I'd really like to make a yarn tail, (I only have 28 yarn pieces cut for the base, haha). I know how to make it, but I don't own a straightener and I'm not buying one to do this project. I might if I really have to, but is there a way to straighten the fur (yarn) without a straightener?


----------



## Dokid (Feb 16, 2013)

Okay so you don't need a straightener although it does help it. All I do is brush it until it becomes straight, you won't be able to get it as nice as someone who used one but it'll do.


----------



## Nataku (Feb 16, 2013)

The straightener doesn't really make the yarn straight, so much as it makes it much smoother and silkier. Changes the texture if you will?
I didn't use a straightener, I used a curling iron, because its what I had available to me. I just ran the fluffs through it a couple times, and they came out nice and straight just as if I'd used a hair straightener. So long as you aren't trying to curl the fluffs around the curling iron, its the same effect, the heat takes the frizziness out of the yarn and makes it nice and soft.
Curling irons and/or hair straighteners are not that expensive. Go to wal-mart and you can find 'em for less than 20 bucks. I got my curling iron used from a thrift store for three bucks. I don't use it for anything but yarn for floofs, so I don't care who owned it before, a quick wipe down with rubbing alcohol and I was on my way.


----------



## Osiris the jackal (Feb 18, 2013)

I use a standard iron.


----------



## Faustus (Feb 18, 2013)

Nataku said:


> So long as you aren't trying to curl the fluffs around the curling iron, its the same effect, the heat takes the frizziness out of the yarn and makes it nice and soft.

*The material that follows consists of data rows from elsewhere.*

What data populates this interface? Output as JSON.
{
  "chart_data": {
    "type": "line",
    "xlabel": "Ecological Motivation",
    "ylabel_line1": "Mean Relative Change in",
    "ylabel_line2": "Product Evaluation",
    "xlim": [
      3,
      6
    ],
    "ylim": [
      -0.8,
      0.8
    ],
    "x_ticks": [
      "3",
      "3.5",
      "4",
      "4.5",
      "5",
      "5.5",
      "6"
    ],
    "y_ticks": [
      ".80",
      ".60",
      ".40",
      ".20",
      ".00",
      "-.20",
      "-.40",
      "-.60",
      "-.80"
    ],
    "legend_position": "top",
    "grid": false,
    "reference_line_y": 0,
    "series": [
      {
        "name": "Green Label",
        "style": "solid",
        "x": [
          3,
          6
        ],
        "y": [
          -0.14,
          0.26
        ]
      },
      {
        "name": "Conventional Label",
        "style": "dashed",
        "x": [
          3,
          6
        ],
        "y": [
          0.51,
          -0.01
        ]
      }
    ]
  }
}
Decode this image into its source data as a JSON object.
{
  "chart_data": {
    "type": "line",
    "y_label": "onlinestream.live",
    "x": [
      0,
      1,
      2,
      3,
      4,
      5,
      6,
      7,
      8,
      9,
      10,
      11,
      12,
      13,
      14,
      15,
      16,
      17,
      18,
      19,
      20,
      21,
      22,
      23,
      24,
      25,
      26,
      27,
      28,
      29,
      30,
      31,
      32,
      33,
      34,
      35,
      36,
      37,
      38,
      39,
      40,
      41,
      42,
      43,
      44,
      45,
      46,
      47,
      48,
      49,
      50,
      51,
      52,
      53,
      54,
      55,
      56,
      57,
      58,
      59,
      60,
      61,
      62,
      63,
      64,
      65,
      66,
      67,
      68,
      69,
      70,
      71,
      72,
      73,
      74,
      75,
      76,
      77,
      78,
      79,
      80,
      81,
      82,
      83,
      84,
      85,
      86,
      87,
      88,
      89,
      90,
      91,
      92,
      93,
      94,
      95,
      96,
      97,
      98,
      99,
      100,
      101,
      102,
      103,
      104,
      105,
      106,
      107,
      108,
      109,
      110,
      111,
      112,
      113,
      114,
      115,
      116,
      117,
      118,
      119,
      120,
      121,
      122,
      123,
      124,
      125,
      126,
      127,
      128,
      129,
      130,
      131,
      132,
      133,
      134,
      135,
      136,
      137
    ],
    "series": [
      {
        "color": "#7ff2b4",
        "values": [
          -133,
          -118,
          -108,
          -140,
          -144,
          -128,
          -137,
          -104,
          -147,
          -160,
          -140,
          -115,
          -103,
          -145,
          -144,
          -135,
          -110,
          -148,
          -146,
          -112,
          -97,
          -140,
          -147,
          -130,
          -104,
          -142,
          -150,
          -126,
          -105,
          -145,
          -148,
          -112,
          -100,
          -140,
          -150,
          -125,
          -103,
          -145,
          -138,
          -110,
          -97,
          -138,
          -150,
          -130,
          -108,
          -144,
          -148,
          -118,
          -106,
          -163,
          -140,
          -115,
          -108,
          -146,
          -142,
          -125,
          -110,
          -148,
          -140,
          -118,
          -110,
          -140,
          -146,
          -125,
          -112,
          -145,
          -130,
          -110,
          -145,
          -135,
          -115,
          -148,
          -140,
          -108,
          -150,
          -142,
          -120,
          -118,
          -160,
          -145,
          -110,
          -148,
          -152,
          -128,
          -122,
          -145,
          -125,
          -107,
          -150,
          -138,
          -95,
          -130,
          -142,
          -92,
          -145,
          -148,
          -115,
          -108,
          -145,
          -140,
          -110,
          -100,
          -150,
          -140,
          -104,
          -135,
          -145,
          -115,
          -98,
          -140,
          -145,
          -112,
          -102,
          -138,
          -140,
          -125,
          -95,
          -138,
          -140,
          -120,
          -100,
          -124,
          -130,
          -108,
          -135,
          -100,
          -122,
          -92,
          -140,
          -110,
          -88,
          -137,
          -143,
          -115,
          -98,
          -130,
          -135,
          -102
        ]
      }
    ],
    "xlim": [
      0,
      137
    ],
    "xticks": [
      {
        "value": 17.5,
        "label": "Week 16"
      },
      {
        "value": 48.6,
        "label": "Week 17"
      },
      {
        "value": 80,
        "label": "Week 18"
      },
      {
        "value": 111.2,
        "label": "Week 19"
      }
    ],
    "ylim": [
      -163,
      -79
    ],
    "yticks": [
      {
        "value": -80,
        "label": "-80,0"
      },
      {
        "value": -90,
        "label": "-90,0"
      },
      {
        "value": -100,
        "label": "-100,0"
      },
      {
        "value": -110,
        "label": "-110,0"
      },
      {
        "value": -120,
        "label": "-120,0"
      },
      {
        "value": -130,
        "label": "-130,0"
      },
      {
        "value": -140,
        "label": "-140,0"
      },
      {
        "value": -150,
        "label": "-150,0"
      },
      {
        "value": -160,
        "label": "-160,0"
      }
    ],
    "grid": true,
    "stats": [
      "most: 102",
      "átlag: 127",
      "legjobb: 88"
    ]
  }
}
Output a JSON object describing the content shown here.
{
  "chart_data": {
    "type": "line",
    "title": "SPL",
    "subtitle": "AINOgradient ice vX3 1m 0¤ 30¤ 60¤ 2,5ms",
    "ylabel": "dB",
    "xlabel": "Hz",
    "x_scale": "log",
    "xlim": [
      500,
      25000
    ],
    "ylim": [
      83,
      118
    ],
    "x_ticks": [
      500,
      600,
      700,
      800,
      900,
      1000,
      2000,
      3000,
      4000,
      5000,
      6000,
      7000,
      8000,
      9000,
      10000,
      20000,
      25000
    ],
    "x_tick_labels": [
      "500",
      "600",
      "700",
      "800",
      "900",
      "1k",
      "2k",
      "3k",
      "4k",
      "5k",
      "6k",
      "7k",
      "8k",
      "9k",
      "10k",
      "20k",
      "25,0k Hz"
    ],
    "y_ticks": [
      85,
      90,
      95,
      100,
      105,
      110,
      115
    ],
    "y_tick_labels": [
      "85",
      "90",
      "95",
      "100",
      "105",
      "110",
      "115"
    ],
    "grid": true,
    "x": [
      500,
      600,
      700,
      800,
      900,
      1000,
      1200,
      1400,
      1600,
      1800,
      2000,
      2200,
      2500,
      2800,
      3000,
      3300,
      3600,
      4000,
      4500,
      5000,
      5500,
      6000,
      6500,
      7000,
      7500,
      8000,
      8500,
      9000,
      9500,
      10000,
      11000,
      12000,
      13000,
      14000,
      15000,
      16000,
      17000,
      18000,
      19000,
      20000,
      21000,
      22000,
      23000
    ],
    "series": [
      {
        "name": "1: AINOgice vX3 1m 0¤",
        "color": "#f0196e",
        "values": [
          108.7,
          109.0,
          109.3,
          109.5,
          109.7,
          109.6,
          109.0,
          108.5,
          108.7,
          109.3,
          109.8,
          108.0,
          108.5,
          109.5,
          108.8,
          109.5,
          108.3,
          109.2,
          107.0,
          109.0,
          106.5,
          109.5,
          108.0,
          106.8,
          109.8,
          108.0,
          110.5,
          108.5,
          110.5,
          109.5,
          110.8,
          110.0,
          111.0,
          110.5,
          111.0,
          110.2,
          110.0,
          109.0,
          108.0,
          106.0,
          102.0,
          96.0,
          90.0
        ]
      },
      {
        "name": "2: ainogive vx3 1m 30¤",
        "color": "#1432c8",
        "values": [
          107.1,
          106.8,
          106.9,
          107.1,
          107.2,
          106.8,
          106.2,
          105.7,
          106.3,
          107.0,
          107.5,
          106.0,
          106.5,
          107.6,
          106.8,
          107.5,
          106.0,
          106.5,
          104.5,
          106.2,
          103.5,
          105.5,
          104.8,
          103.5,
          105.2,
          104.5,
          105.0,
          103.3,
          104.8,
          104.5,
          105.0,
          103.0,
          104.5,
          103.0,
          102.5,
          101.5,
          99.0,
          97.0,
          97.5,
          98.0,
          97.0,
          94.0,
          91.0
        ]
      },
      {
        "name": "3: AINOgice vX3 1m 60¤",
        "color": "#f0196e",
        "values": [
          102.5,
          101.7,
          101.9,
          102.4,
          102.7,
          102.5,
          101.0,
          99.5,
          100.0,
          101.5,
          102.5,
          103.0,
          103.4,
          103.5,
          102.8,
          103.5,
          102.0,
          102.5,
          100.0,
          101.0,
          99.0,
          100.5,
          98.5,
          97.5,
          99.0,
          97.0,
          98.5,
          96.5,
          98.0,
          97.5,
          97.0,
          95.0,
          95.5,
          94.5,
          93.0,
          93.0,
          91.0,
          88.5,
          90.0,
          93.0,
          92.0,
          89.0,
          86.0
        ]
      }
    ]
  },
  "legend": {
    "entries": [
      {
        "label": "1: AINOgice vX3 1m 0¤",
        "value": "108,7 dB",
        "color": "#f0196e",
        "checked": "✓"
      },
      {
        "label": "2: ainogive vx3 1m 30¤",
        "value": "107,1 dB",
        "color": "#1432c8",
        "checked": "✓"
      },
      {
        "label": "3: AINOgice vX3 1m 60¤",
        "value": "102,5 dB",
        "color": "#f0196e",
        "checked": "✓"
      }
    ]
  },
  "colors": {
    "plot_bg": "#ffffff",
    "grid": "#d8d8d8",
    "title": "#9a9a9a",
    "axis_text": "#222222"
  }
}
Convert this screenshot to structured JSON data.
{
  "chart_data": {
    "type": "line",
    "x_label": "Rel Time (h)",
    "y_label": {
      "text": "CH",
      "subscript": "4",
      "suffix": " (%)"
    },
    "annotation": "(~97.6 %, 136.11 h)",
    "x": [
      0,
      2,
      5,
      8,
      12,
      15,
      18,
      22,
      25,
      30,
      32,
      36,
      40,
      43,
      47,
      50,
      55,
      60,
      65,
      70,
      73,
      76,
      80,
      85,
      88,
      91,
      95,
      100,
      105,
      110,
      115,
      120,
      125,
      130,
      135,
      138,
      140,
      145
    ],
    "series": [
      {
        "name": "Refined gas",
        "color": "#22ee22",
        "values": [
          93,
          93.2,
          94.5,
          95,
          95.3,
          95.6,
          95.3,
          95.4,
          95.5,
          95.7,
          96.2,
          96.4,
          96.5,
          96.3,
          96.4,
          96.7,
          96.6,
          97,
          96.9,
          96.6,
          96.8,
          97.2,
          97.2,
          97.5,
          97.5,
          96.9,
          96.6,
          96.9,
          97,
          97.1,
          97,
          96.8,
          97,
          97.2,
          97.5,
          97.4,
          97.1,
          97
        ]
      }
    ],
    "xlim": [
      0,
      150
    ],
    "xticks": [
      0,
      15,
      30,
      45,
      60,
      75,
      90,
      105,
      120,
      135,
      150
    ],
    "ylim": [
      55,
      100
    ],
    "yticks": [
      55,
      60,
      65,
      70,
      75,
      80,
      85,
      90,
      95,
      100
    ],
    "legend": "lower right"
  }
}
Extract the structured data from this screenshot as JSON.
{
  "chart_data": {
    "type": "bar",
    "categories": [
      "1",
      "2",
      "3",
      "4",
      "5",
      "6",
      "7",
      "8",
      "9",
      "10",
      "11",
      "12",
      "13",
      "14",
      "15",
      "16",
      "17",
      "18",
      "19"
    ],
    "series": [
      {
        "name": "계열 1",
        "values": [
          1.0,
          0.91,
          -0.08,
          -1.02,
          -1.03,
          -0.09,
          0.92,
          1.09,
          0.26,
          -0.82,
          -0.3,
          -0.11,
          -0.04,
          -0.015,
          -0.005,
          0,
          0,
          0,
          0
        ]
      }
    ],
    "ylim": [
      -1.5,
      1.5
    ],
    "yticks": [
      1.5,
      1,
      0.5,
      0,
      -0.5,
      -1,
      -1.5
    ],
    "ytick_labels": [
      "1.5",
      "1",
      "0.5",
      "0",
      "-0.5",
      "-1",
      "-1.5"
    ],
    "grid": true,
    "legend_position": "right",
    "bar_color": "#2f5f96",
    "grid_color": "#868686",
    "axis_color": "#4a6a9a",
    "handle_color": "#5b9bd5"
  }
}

That makes me wonder, if you DID curl the fluffs around the iron, would you get fancy floofy permed tails?

-F


----------



## Nataku (Feb 19, 2013)

I tried that on a couple fluffs just to see while making my last tail. They curled, but they'd don't hold the curl. The curl tends to mostly undue itself after five-ten minutes. I left a few different fluffs I'd tried curling for various times out overnight to sit on a counter and see how that worked. The next morning they were slightly wavy at best. They tended to stay slightly wavy even after being brushed straight again, but it certainly wasn't anything I'd call 'curly'.


----------



## Cloudy (Feb 19, 2013)

I recommend just going and buying a straightener if you don't have some sort of heating alternative. They are as cheap as $15 at Walmart, you may even be lucky enough to find one on clearance for less, or get one used at a Goodwill or something. Sure, the $15 ones aren't the greatest in my opinion, but they tend to do the trick (you sometimes just need to go over the yarn slower, because sometimes they don't get as hot). Reason being, the heat changes the nature of the fiber. End point, though--you do it to make the finished product look better. Sure, you can make a yarn tail without a straightener. But it's not going to look as good as if you had used one, in general. "If something's worth doing, it's worth doing well."


----------